Trump followed an almost identical routine for his golf course outside Charlotte, North Carolina. The Washington Post reported that after Trump bought the course for $6 million in 2013, invested $10 million in renovations and saw real estate values rise in the area, the course’s value dropped from $22.7 million to $9.6 million on the tax rolls of rural Iredell County. Since the purchase price and renovations alone cost $16 million and the Charlotte area is experiencing a real estate boom, that new valuation seems low. (In this case, Trump’s personal financial disclosure filings in 2015 and 2016 list the property’s value between $5 million and $25 million, a range that accommodates both the higher and lower assessed values of the property.)

Those valuation acrobatics in North Carolina saved Trump somewhere between $200,000 and $300,000 in total taxes and $167,000 in county taxes, the Charlotte Observer reported ― money that cuts directly into what the county has to spend on basic services like schools and roads.
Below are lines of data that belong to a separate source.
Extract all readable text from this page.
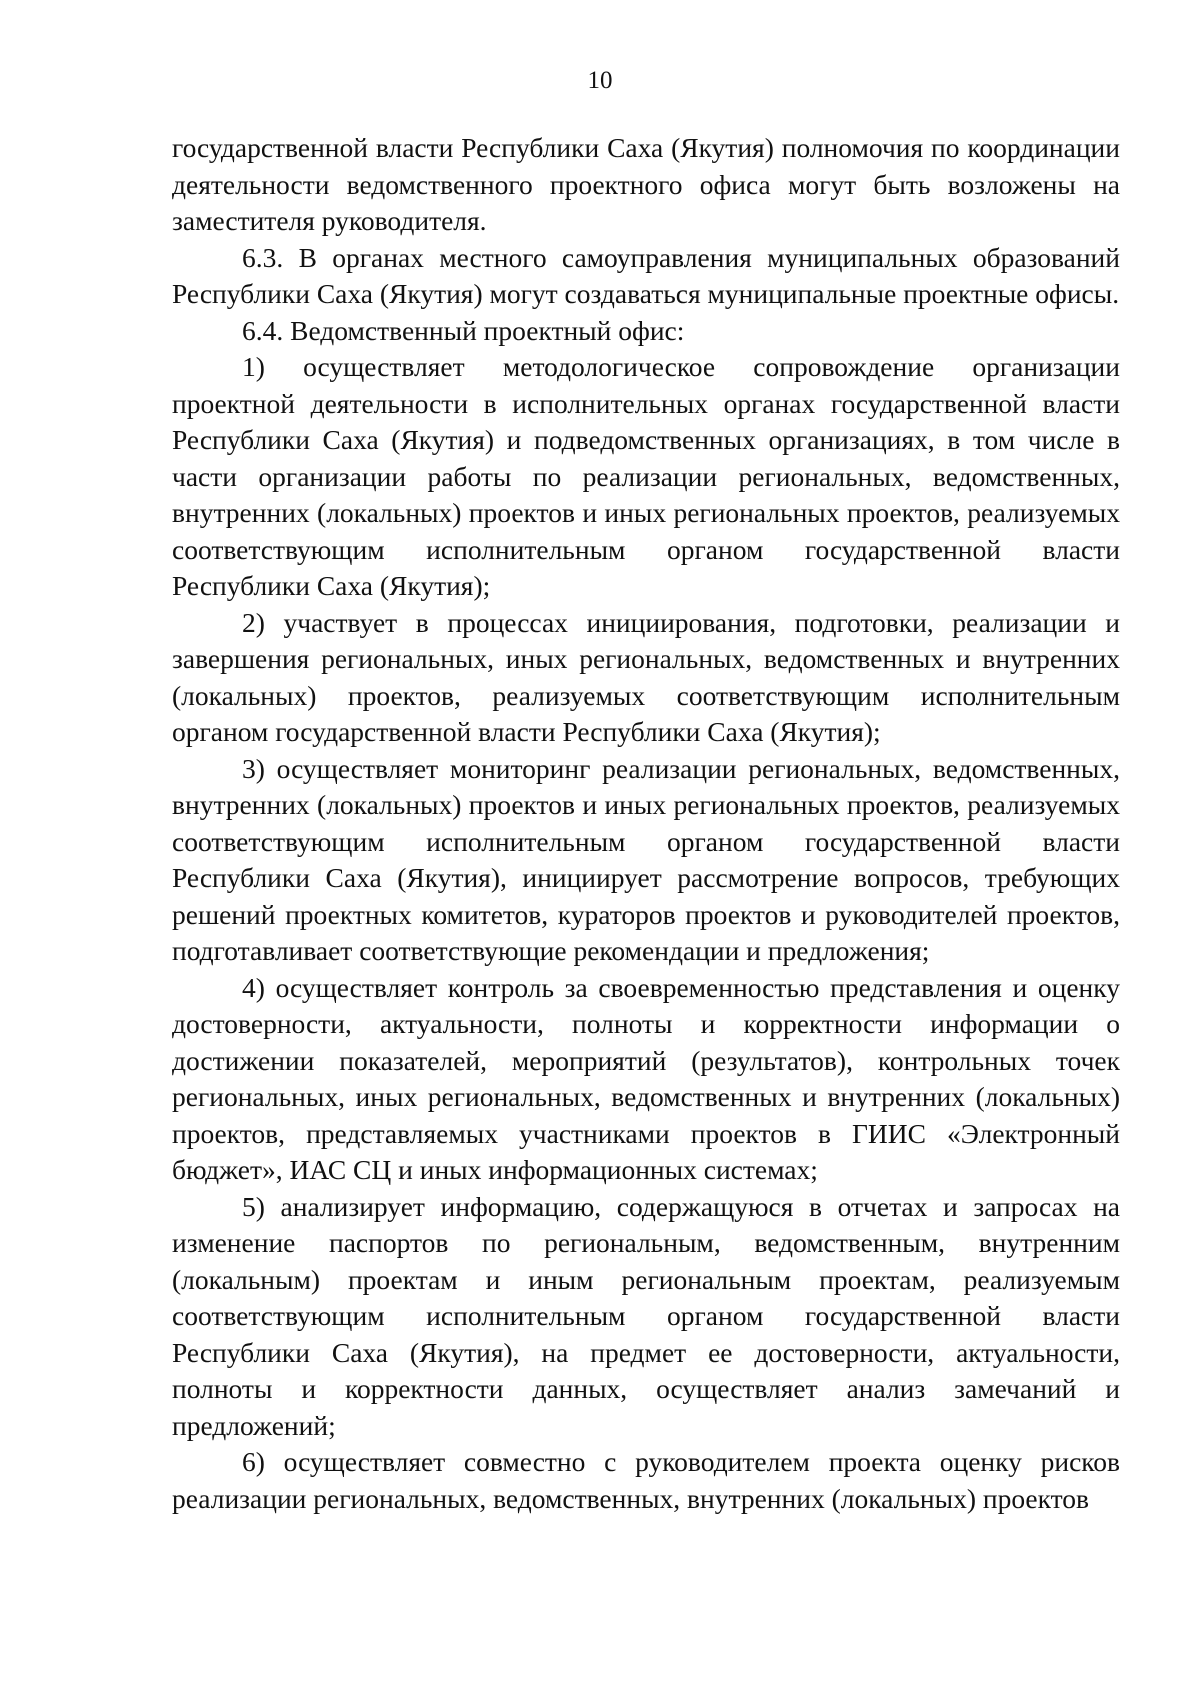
10

государственной власти Республики Саха (Якутия) полномочия по координации деятельности ведомственного проектного офиса могут быть возложены на заместителя руководителя.

6.3. В органах местного самоуправления муниципальных образований Республики Саха (Якутия) могут создаваться муниципальные проектные офисы.

6.4. Ведомственный проектный офис:

1) осуществляет методологическое сопровождение организации проектной деятельности в исполнительных органах государственной власти Республики Саха (Якутия) и подведомственных организациях, в том числе в части организации работы по реализации региональных, ведомственных, внутренних (локальных) проектов и иных региональных проектов, реализуемых соответствующим исполнительным органом государственной власти Республики Саха (Якутия);

2) участвует в процессах инициирования, подготовки, реализации и завершения региональных, иных региональных, ведомственных и внутренних (локальных) проектов, реализуемых соответствующим исполнительным органом государственной власти Республики Саха (Якутия);

3) осуществляет мониторинг реализации региональных, ведомственных, внутренних (локальных) проектов и иных региональных проектов, реализуемых соответствующим исполнительным органом государственной власти Республики Саха (Якутия), инициирует рассмотрение вопросов, требующих решений проектных комитетов, кураторов проектов и руководителей проектов, подготавливает соответствующие рекомендации и предложения;

4) осуществляет контроль за своевременностью представления и оценку достоверности, актуальности, полноты и корректности информации о достижении показателей, мероприятий (результатов), контрольных точек региональных, иных региональных, ведомственных и внутренних (локальных) проектов, представляемых участниками проектов в ГИИС «Электронный бюджет», ИАС СЦ и иных информационных системах;

5) анализирует информацию, содержащуюся в отчетах и запросах на изменение паспортов по региональным, ведомственным, внутренним (локальным) проектам и иным региональным проектам, реализуемым соответствующим исполнительным органом государственной власти Республики Саха (Якутия), на предмет ее достоверности, актуальности, полноты и корректности данных, осуществляет анализ замечаний и предложений;

6) осуществляет совместно с руководителем проекта оценку рисков реализации региональных, ведомственных, внутренних (локальных) проектов
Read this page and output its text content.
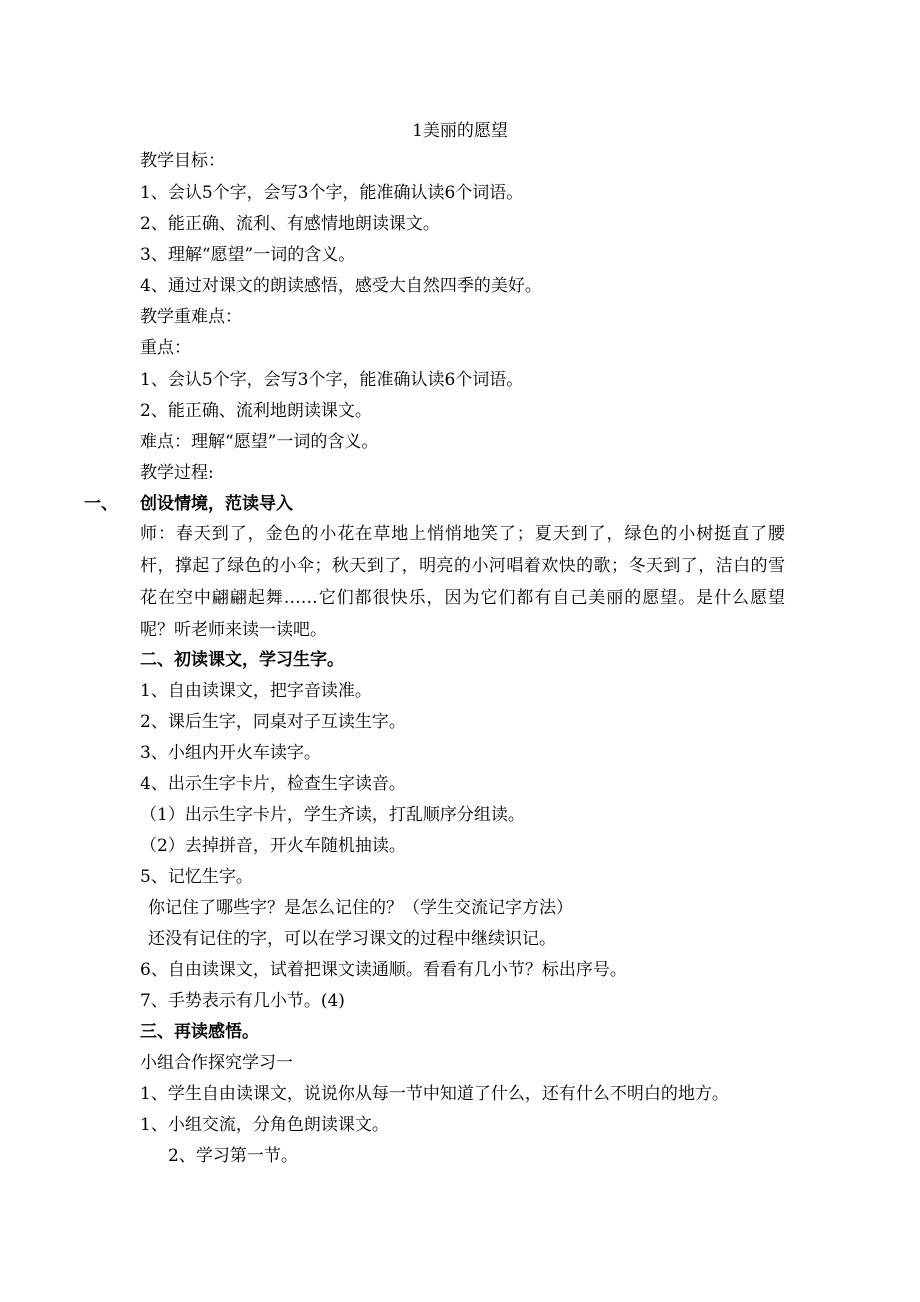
1美丽的愿望
教学目标：
1、会认5个字，会写3个字，能准确认读6个词语。
2、能正确、流利、有感情地朗读课文。
3、理解“愿望”一词的含义。
4、通过对课文的朗读感悟，感受大自然四季的美好。
教学重难点：
重点：
1、会认5个字，会写3个字，能准确认读6个词语。
2、能正确、流利地朗读课文。
难点：理解“愿望”一词的含义。
教学过程:
一、 创设情境，范读导入
师：春天到了，金色的小花在草地上悄悄地笑了；夏天到了，绿色的小树挺直了腰杆，撑起了绿色的小伞；秋天到了，明亮的小河唱着欢快的歌；冬天到了，洁白的雪花在空中翩翩起舞……它们都很快乐，因为它们都有自己美丽的愿望。是什么愿望呢？听老师来读一读吧。
二、初读课文，学习生字。
1、自由读课文，把字音读准。
2、课后生字，同桌对子互读生字。
3、小组内开火车读字。
4、出示生字卡片，检查生字读音。
（1）出示生字卡片，学生齐读，打乱顺序分组读。
（2）去掉拼音，开火车随机抽读。
5、记忆生字。
你记住了哪些字？是怎么记住的？（学生交流记字方法）
还没有记住的字，可以在学习课文的过程中继续识记。
6、自由读课文，试着把课文读通顺。看看有几小节？标出序号。
7、手势表示有几小节。(4)
三、再读感悟。
小组合作探究学习一
1、学生自由读课文，说说你从每一节中知道了什么，还有什么不明白的地方。
1、小组交流，分角色朗读课文。
2、学习第一节。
Trump also fought the town of East Fishkill, New York, to retroactively lower the value of his Trump National Hudson Valley golf course from $6 million to $4.6 million for the 2015 tax year. The town settled the case in April 2016, agreeing to reduce the value to Trump’s proposed $4.6 million. Meanwhile, Trump’s 2015 disclosure to the FEC said the property was worth somewhere between $5 million and $25 million.

As part of the settlement, the town, county and local school district had to pay for an audit to determine if Trump’s company had paid any excess taxes in the previous year based on the new, lower, value. In the end, Trump managed to wring out refunds from the local governments: $31,367.06 from the Wappingers Central School District, $5,045.38 from Dutchess County, $4,141.25 from the town of East Fishkill, $1,066.06 from the East Fishkill Fire Department, and $306.99 from the public library.

A self-proclaimed billionaire lawyering up to get a penny shy of $307 back from a local library may seem inane and cruel. But to Trump, that’s business. As he told George Stephanopoulos in an interview on “Good Morning America” in May, “I fight very hard to pay as little tax as possible.”

Editor’s note: Donald Trump regularly incites political violence and is a serial liar, rampant xenophobe, racist, misogynist and birther who has repeatedly pledged to ban all Muslims — 1.6 billion members of an entire religion — from entering the U.S.